When you file a claim under your policy, any damages to your vehicle will normally fall under the collision coverage portion of your policy. This means that you will be paying a deductible to get your vehicle repaired or replaced. If the damages to your vehicle are less than your deductible, your insurance provider may not be required to pay any settlement to help repair or replace your vehicle.
Was your car damaged by an incident that is not related to a collision?
If your car is damaged by something other than a collision, then your comprehensive coverage will normally take effect. When your car is damaged by hail, fire, rain, or any other event that falls under the “other than collision” umbrella, you’ll probably want to file a claim immediately. However, just like with your collision coverage, comprehensive coverage often carries a deductible.
For example, if a tree branch falls and damages your car, your car insurance would normally provide coverage under the comprehensive coverage option. If you carry a deductible of $1000, but the damage to your car is less than this amount, then your insurance provider is not obligated to provide any additional coverage. If the damage is over $1000, then your provider may provide additional coverage above that limit.
If you carry a deductible of $1000, but the damage to your car is less than this amount, then your insurance provider is not obligated to provide any additional coverage. If the damage is over $1000, then your provider may provide additional coverage above that limit.
While this coverage option is important to have, it’s vital that you consider the total damage to your vehicle and your deductible amount before you file a claim. There are times where it may be more advantageous to cover the damage to your vehicle yourself; saving your insurance coverage for when you truly need it.
Are there situations where your deductible may not apply?
There may be certain situations where your deductible may not apply to a claim you are filing.
In some instances, your insurance provider may be willing to provide a settlement to your claim if you cannot pay your deductible up front. However, they will often reduce your settlement amount by the deductible you were obligated to pay. This saves you from having to pay your deductible in the traditional sense, but it also allows your provider to reduce still the amount they are paying out for a claim.

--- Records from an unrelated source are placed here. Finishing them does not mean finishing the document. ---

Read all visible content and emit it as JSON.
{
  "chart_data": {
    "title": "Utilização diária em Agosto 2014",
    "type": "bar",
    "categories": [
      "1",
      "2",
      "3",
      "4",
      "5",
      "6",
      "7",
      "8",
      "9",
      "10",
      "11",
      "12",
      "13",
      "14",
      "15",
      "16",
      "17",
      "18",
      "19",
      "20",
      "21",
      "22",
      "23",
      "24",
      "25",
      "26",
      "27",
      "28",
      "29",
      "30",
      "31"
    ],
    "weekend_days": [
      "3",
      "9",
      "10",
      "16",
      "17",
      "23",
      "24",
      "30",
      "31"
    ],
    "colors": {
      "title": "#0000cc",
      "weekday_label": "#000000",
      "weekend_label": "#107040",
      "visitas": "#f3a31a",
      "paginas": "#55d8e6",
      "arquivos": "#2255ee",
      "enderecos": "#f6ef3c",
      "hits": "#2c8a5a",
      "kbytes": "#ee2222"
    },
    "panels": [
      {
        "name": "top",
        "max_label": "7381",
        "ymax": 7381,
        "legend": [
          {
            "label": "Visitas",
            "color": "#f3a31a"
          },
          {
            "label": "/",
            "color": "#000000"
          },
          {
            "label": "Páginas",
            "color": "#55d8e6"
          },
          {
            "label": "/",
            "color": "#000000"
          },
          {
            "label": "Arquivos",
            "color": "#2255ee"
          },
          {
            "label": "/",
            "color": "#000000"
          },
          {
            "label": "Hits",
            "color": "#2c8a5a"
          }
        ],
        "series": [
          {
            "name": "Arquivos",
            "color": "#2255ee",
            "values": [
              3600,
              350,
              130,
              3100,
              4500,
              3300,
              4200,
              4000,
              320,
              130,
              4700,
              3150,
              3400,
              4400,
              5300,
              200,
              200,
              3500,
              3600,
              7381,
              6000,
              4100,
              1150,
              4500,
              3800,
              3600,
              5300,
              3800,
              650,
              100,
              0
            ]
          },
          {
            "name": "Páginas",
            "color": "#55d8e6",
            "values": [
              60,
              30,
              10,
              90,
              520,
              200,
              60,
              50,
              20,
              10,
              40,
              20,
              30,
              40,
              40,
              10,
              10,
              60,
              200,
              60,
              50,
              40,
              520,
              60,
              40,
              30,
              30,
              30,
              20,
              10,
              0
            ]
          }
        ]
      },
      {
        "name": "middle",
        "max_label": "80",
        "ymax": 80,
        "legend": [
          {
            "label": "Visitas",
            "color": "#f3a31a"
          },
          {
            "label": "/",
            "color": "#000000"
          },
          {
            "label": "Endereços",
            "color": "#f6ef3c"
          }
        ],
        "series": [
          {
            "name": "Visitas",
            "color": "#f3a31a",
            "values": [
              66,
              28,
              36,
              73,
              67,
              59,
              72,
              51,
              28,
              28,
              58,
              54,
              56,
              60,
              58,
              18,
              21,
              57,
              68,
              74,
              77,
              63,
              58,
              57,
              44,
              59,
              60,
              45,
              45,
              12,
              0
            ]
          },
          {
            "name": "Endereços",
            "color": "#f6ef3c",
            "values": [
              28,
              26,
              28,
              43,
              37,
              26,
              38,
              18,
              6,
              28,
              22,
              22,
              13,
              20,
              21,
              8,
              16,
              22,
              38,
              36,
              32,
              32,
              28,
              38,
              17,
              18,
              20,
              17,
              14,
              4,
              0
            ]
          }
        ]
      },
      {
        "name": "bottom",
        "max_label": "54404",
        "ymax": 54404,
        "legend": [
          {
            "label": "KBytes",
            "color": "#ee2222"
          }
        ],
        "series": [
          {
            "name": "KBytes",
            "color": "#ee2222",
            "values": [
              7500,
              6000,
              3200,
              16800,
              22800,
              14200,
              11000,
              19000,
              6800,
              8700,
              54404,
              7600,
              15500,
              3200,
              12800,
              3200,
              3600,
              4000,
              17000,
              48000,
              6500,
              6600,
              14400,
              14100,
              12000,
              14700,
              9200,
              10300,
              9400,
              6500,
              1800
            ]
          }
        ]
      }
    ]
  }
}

Additionally, if you are involved in an accident where you are not at-fault, you may not be required to pay a deductible.
If you are filing the claim for damages under the at-fault party’s insurance, then getting your vehicle repaired or replaced will normally fall under a different coverage option on their policy
This means that you will not be responsible for covering a portion of the loss since you were not responsible for the property damages.
If the other party’s insurance policy does not have adequate policy limits or the driver does not have insurance, you may be protected under underinsured/uninsured motorist coverage.
If you carry this coverage option on your policy, you provider may not require a deductible before providing coverage, since you are providing yourself with coverage that another driver was financially responsible for.
The Purpose of Your Deductible
Your insurance deductible is just one of the ways that insurance providers help to offset some of the costs associated with car insurance claims. By having the policyholder cover a portion of the loss, this allows your provider to focus on providing coverage to larger claims or covered losses.
If you have questions about your coverage or any applicable deductible, speak to your insurance provider before an incident occurs.
Also, make sure to review your policy and your coverage options annually. This allows you the chance to determine if your coverage still fits your insurance needs.
It’s also important to review your deductible and any other coverage conditions on an annual basis, just in case they have changed or been otherwise altered. If your policy coverage changes at renewal time, it may be time to shop around for coverage quotes from other providers.